Perhaps the best known of the southern savanna kingdoms is that of the Kuba, which developed during the early seventeenth century and reached its peak in the second half of the nineteenth. The historian Jan Vansina divides Kuba history in six phases surrounding a chronology of leaders and seminal events. Nineteen different ethnic groups are included in the kingdom, which still exists and is presided over by the nyim, or king.
Art associated with the Kuba is renowned for its broadly diverse array of media. A great deal of the art was created for the courts of chiefs and kings and was profusely decorated, incorporating cowrie shells and animal skins (especially leopard) as symbols of wealth, prestige and power. Masks are also important to the Kuba. They are used both in the rituals of the court and in the initiation of boys into adulthood, as well as at funerals. The Kuba are also known for the production of beautifully embroidered raffia textiles, made for adornment, woven currency, or as tributary goods for funerals and other seminal occasions. The wealth and power of the elaborate court system allowed the Kuba to develop a class of professional artisans who worked primarily for the courts but also produced objects of high quality for other individuals of high status.
Decorative arts and surface design
Kuba art is celebrated for its decorative arts and surface designs. Personal and decorative artistry is expressed in flatwork – woven cloth or designs on mats and textiles – as well as three-dimensional objects – lidded bowls and boxes, cups, clysters, musical instruments, knives with decorated handles, and baskets. The exterior and interior surfaces of the raffia-walled homes of Kuba elites were also plated with intricate geometric patterning. This proclivity for surface design was shared across most media, including Kuba textiles and body scarification.
Headdresses are major symbols of power in traditional Kuba society. They are the symbols of a person’s role in an intricate system of leadership and titleholding, and are usually buried with the owner at their time of death. Headdresses are designed to call attention to the head as the source of divine power, and are worn at dances, funerals, and other major communal ceremonies. Cotton cloth, cowrie shell, raffia fiber, wood, and glass beads are commonly used materials in the creation of various headdresses. The mpaan is one example of a Kuba headdress, although it’s exclusively worn by female titleholders. 
See full article: Kuba masquerade
Among the Kuba, masks are thought to be reflections of nature-spirits (mingesh) that act as intermediaries between the Supreme Being (Nyeem) and the world of mortals. There are more than twenty different types of masks that function within the men's initiation society. Moshambwooy is one of the three most important and represents Woot, the founding hero from whom the Kuba believe themselves to be descended.

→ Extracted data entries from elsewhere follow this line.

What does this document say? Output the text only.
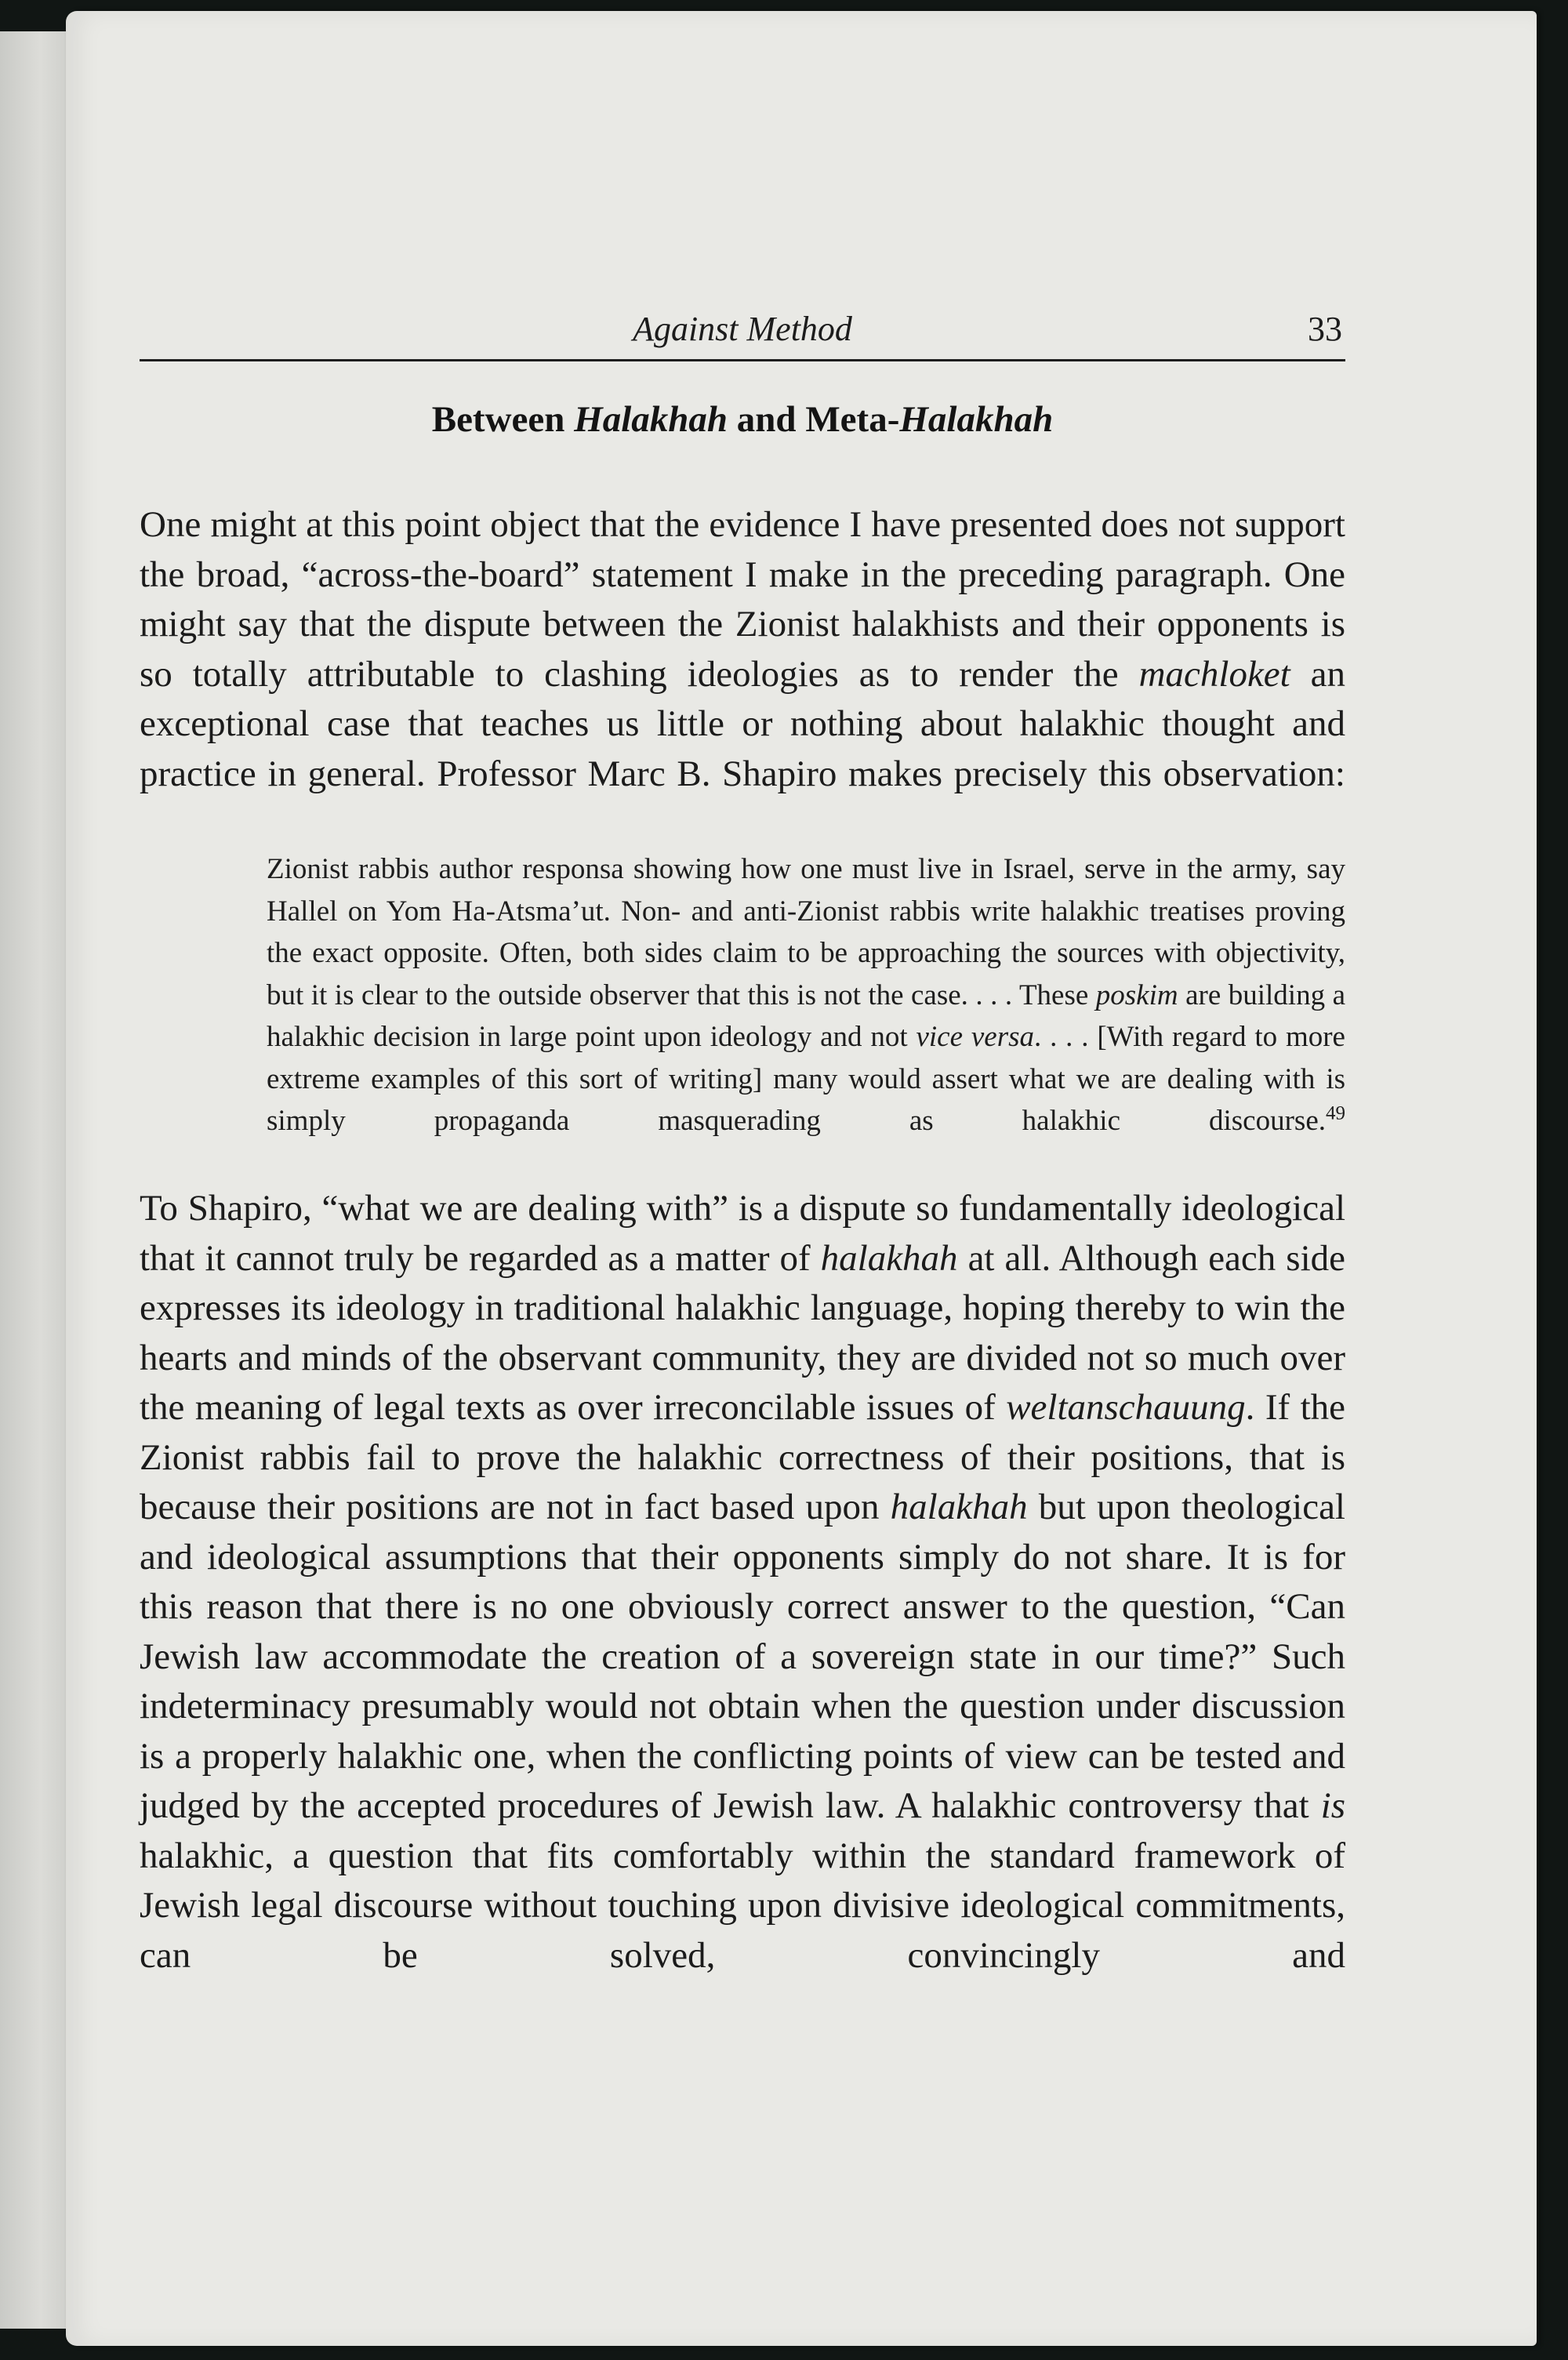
Against Method	33
Between Halakhah and Meta-Halakhah

One might at this point object that the evidence I have presented does not support the broad, “across-the-board” statement I make in the preceding paragraph. One might say that the dispute between the Zionist halakhists and their opponents is so totally attributable to clashing ideologies as to render the machloket an exceptional case that teaches us little or nothing about halakhic thought and practice in general. Professor Marc B. Shapiro makes precisely this observation:

Zionist rabbis author responsa showing how one must live in Israel, serve in the army, say Hallel on Yom Ha-Atsma’ut. Non- and anti-Zionist rabbis write halakhic treatises proving the exact opposite. Often, both sides claim to be approaching the sources with objectivity, but it is clear to the outside observer that this is not the case. . . . These poskim are building a halakhic decision in large point upon ideology and not vice versa. . . . [With regard to more extreme examples of this sort of writing] many would assert what we are dealing with is simply propaganda masquerading as halakhic discourse.$^{49}$

To Shapiro, “what we are dealing with” is a dispute so fundamentally ideological that it cannot truly be regarded as a matter of halakhah at all. Although each side expresses its ideology in traditional halakhic language, hoping thereby to win the hearts and minds of the observant community, they are divided not so much over the meaning of legal texts as over irreconcilable issues of weltanschauung. If the Zionist rabbis fail to prove the halakhic correctness of their positions, that is because their positions are not in fact based upon halakhah but upon theological and ideological assumptions that their opponents simply do not share. It is for this reason that there is no one obviously correct answer to the question, “Can Jewish law accommodate the creation of a sovereign state in our time?” Such indeterminacy presumably would not obtain when the question under discussion is a properly halakhic one, when the conflicting points of view can be tested and judged by the accepted procedures of Jewish law. A halakhic controversy that is halakhic, a question that fits comfortably within the standard framework of Jewish legal discourse without touching upon divisive ideological commitments, can be solved, convincingly and
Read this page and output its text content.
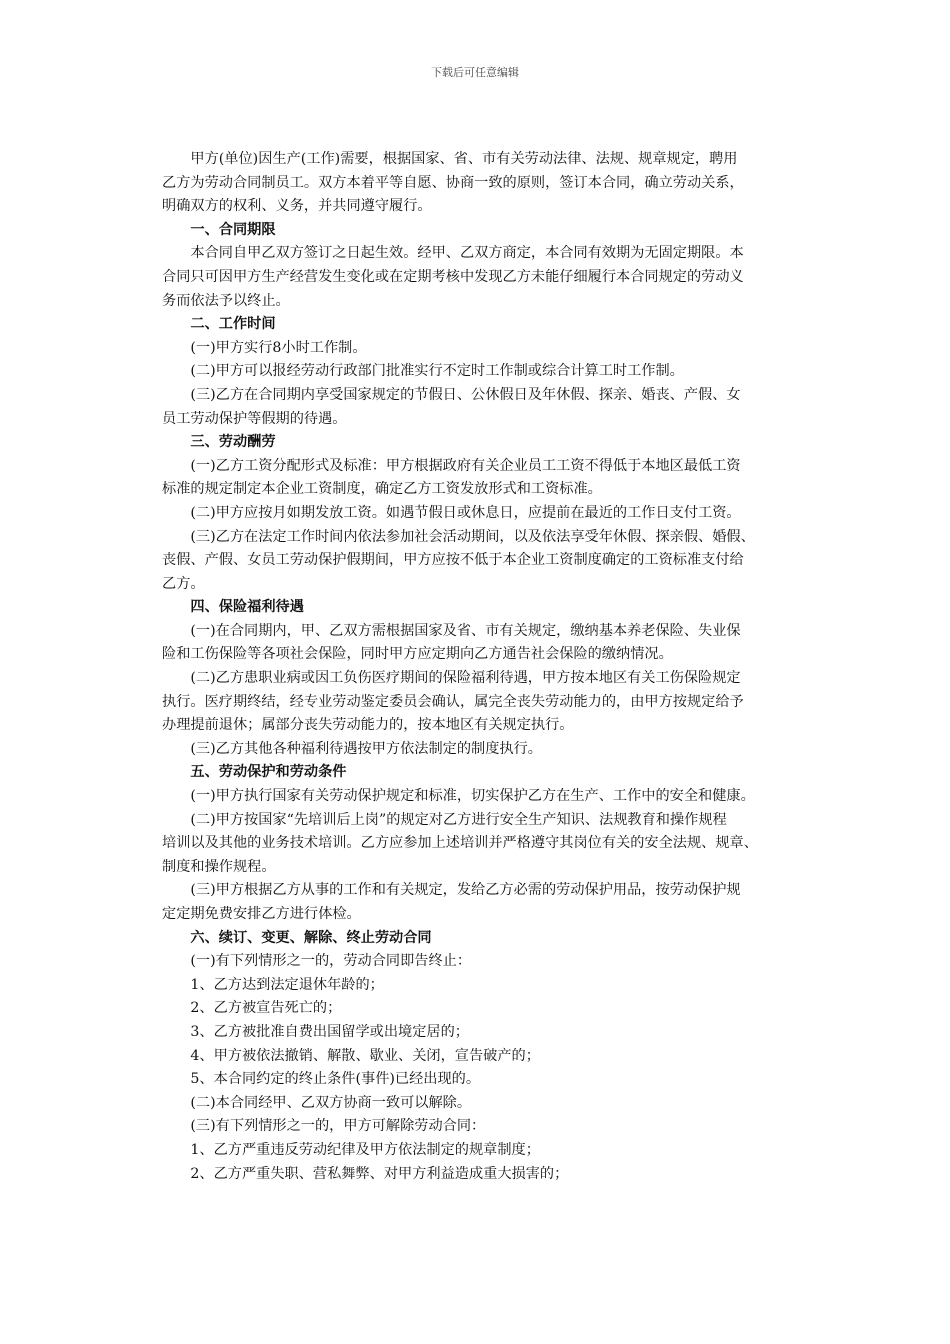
下载后可任意编辑
　　甲方(单位)因生产(工作)需要，根据国家、省、市有关劳动法律、法规、规章规定，聘用
乙方为劳动合同制员工。双方本着平等自愿、协商一致的原则，签订本合同，确立劳动关系，
明确双方的权利、义务，并共同遵守履行。
　　一、合同期限
　　本合同自甲乙双方签订之日起生效。经甲、乙双方商定，本合同有效期为无固定期限。本
合同只可因甲方生产经营发生变化或在定期考核中发现乙方未能仔细履行本合同规定的劳动义
务而依法予以终止。
　　二、工作时间
　　(一)甲方实行8小时工作制。
　　(二)甲方可以报经劳动行政部门批准实行不定时工作制或综合计算工时工作制。
　　(三)乙方在合同期内享受国家规定的节假日、公休假日及年休假、探亲、婚丧、产假、女
员工劳动保护等假期的待遇。
　　三、劳动酬劳
　　(一)乙方工资分配形式及标准：甲方根据政府有关企业员工工资不得低于本地区最低工资
标准的规定制定本企业工资制度，确定乙方工资发放形式和工资标准。
　　(二)甲方应按月如期发放工资。如遇节假日或休息日，应提前在最近的工作日支付工资。
　　(三)乙方在法定工作时间内依法参加社会活动期间，以及依法享受年休假、探亲假、婚假、
丧假、产假、女员工劳动保护假期间，甲方应按不低于本企业工资制度确定的工资标准支付给
乙方。
　　四、保险福利待遇
　　(一)在合同期内，甲、乙双方需根据国家及省、市有关规定，缴纳基本养老保险、失业保
险和工伤保险等各项社会保险，同时甲方应定期向乙方通告社会保险的缴纳情况。
　　(二)乙方患职业病或因工负伤医疗期间的保险福利待遇，甲方按本地区有关工伤保险规定
执行。医疗期终结，经专业劳动鉴定委员会确认，属完全丧失劳动能力的，由甲方按规定给予
办理提前退休；属部分丧失劳动能力的，按本地区有关规定执行。
　　(三)乙方其他各种福利待遇按甲方依法制定的制度执行。
　　五、劳动保护和劳动条件
　　(一)甲方执行国家有关劳动保护规定和标准，切实保护乙方在生产、工作中的安全和健康。
　　(二)甲方按国家“先培训后上岗”的规定对乙方进行安全生产知识、法规教育和操作规程
培训以及其他的业务技术培训。乙方应参加上述培训并严格遵守其岗位有关的安全法规、规章、
制度和操作规程。
　　(三)甲方根据乙方从事的工作和有关规定，发给乙方必需的劳动保护用品，按劳动保护规
定定期免费安排乙方进行体检。
　　六、续订、变更、解除、终止劳动合同
　　(一)有下列情形之一的，劳动合同即告终止：
　　1、乙方达到法定退休年龄的；
　　2、乙方被宣告死亡的；
　　3、乙方被批准自费出国留学或出境定居的；
　　4、甲方被依法撤销、解散、歇业、关闭，宣告破产的；
　　5、本合同约定的终止条件(事件)已经出现的。
　　(二)本合同经甲、乙双方协商一致可以解除。
　　(三)有下列情形之一的，甲方可解除劳动合同：
　　1、乙方严重违反劳动纪律及甲方依法制定的规章制度；
　　2、乙方严重失职、营私舞弊、对甲方利益造成重大损害的；
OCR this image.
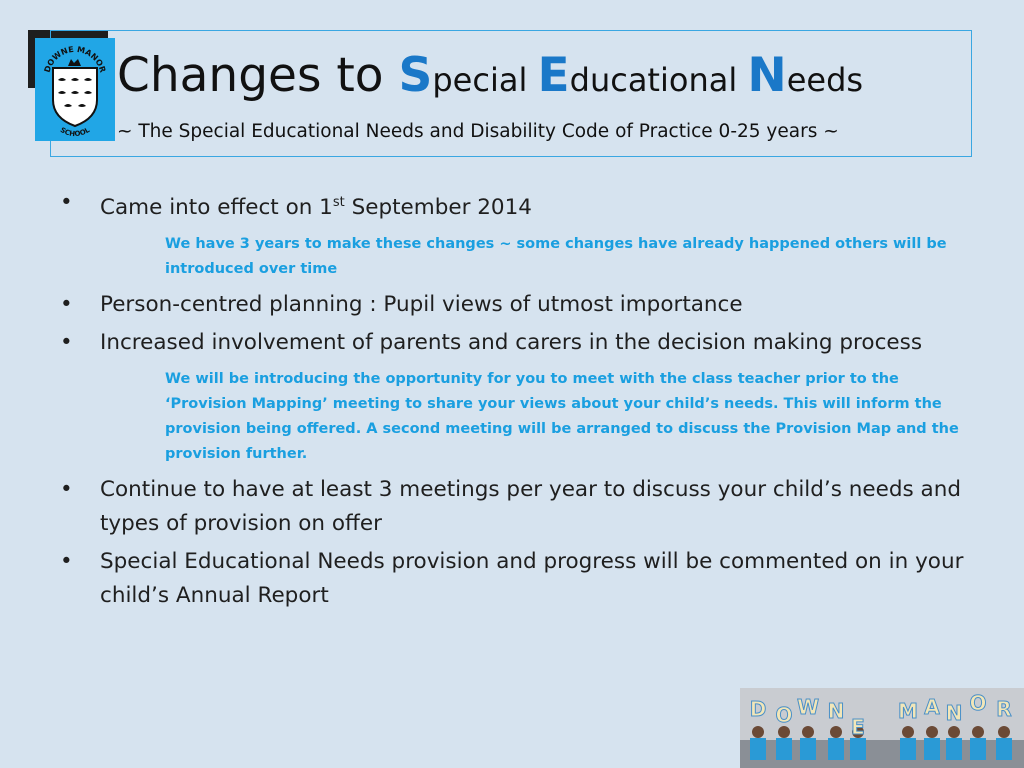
DOWNE MANOR
SCHOOL
Changes to Special Educational Needs

~ The Special Educational Needs and Disability Code of Practice 0-25 years ~

• Came into effect on 1st September 2014
We have 3 years to make these changes ~ some changes have already happened others will be introduced over time
• Person-centred planning : Pupil views of utmost importance
• Increased involvement of parents and carers in the decision making process
We will be introducing the opportunity for you to meet with the class teacher prior to the ‘Provision Mapping’ meeting to share your views about your child’s needs. This will inform the provision being offered. A second meeting will be arranged to discuss the Provision Map and the provision further.
• Continue to have at least 3 meetings per year to discuss your child’s needs and types of provision on offer
• Special Educational Needs provision and progress will be commented on in your child’s Annual Report
D O W N
E
M A N O R
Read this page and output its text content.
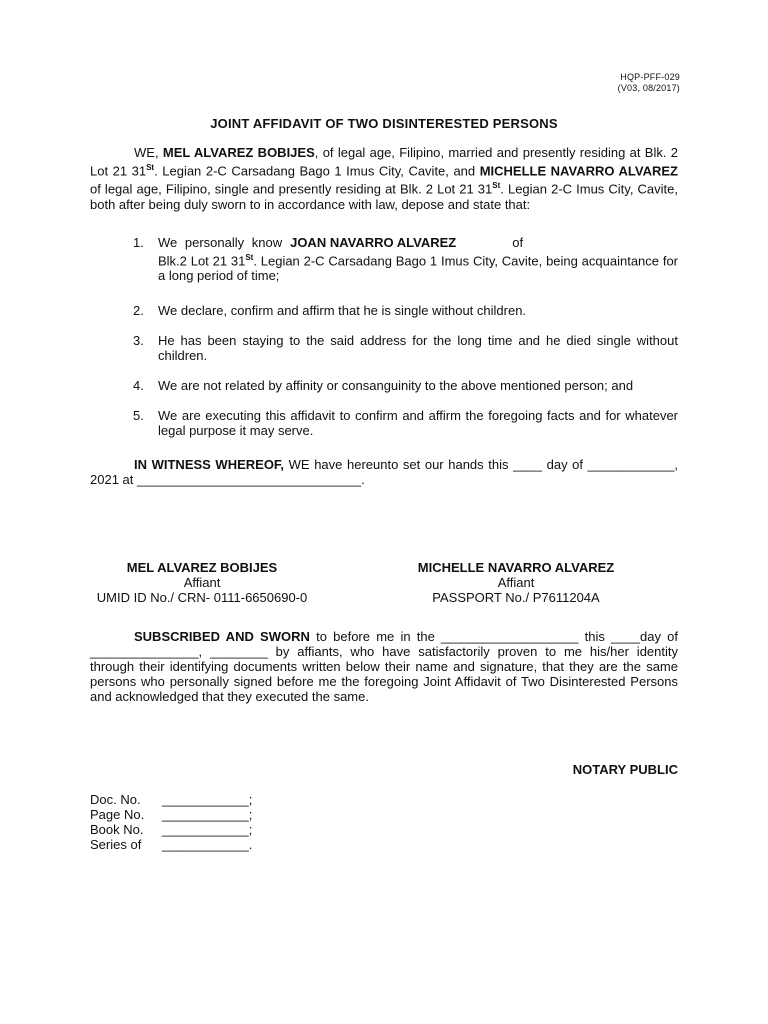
HQP-PFF-029
(V03, 08/2017)
JOINT AFFIDAVIT OF TWO DISINTERESTED PERSONS
WE, MEL ALVAREZ BOBIJES, of legal age, Filipino, married and presently residing at Blk. 2 Lot 21 31St. Legian 2-C Carsadang Bago 1 Imus City, Cavite, and MICHELLE NAVARRO ALVAREZ of legal age, Filipino, single and presently residing at Blk. 2 Lot 21 31St. Legian 2-C Imus City, Cavite, both after being duly sworn to in accordance with law, depose and state that:
1.	We personally know JOAN NAVARRO ALVAREZ	of
Blk.2 Lot 21 31St. Legian 2-C Carsadang Bago 1 Imus City, Cavite, being acquaintance for a long period of time;
2.	We declare, confirm and affirm that he is single without children.
3.	He has been staying to the said address for the long time and he died single without children.
4.	We are not related by affinity or consanguinity to the above mentioned person; and
5.	We are executing this affidavit to confirm and affirm the foregoing facts and for whatever legal purpose it may serve.
IN WITNESS WHEREOF, WE have hereunto set our hands this ____ day of ____________, 2021 at _______________________________.
MEL ALVAREZ BOBIJES
Affiant
UMID ID No./ CRN- 0111-6650690-0
MICHELLE NAVARRO ALVAREZ
Affiant
PASSPORT No./ P7611204A
SUBSCRIBED AND SWORN to before me in the ___________________ this ____day of _______________, ________ by affiants, who have satisfactorily proven to me his/her identity through their identifying documents written below their name and signature, that they are the same persons who personally signed before me the foregoing Joint Affidavit of Two Disinterested Persons and acknowledged that they executed the same.
NOTARY PUBLIC
Doc. No.	____________;
Page No.	____________;
Book No.	____________;
Series of	____________.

Kuba kings were sometimes commemorated by 'portraits' that were carved to encapsulate principles of kingship. However, unlike portraiture in European art, these figures, called ndop, were not actual representations of the deceased king but a carving of his spirit, produced after the death of the king. Measuring about 48-55 centimeters in height, ndop are carved of hardwood, which is unusual in African art, and they are in a posture that is equally rare in African sculpture. Each sits crosslegged on a square base from which a small wooden object projects. The figures' identities can be determined according to these emblematic objects.
Kuba drinking vessels
Ornately carved wooden containers were kept by Kuba to store costume accessories and items used for personal care. These included razors, beads, and camwood powder used to coat and beautify the skin. Surface decoration that cover these vessels and boxes are known as nnaam, a Kuba term referring to the tangled vines and creepers that grow in the fertile forests of this region. The replication of a woven basketry artifact in carved wood is characteristic of the playful invention of Kuba personal arts.
At the court, drinking vessels were used to drink and serve palm wine, which Kuba titleholders would distribute in large quantities to their friends and associates in order to display their wealth and generosity.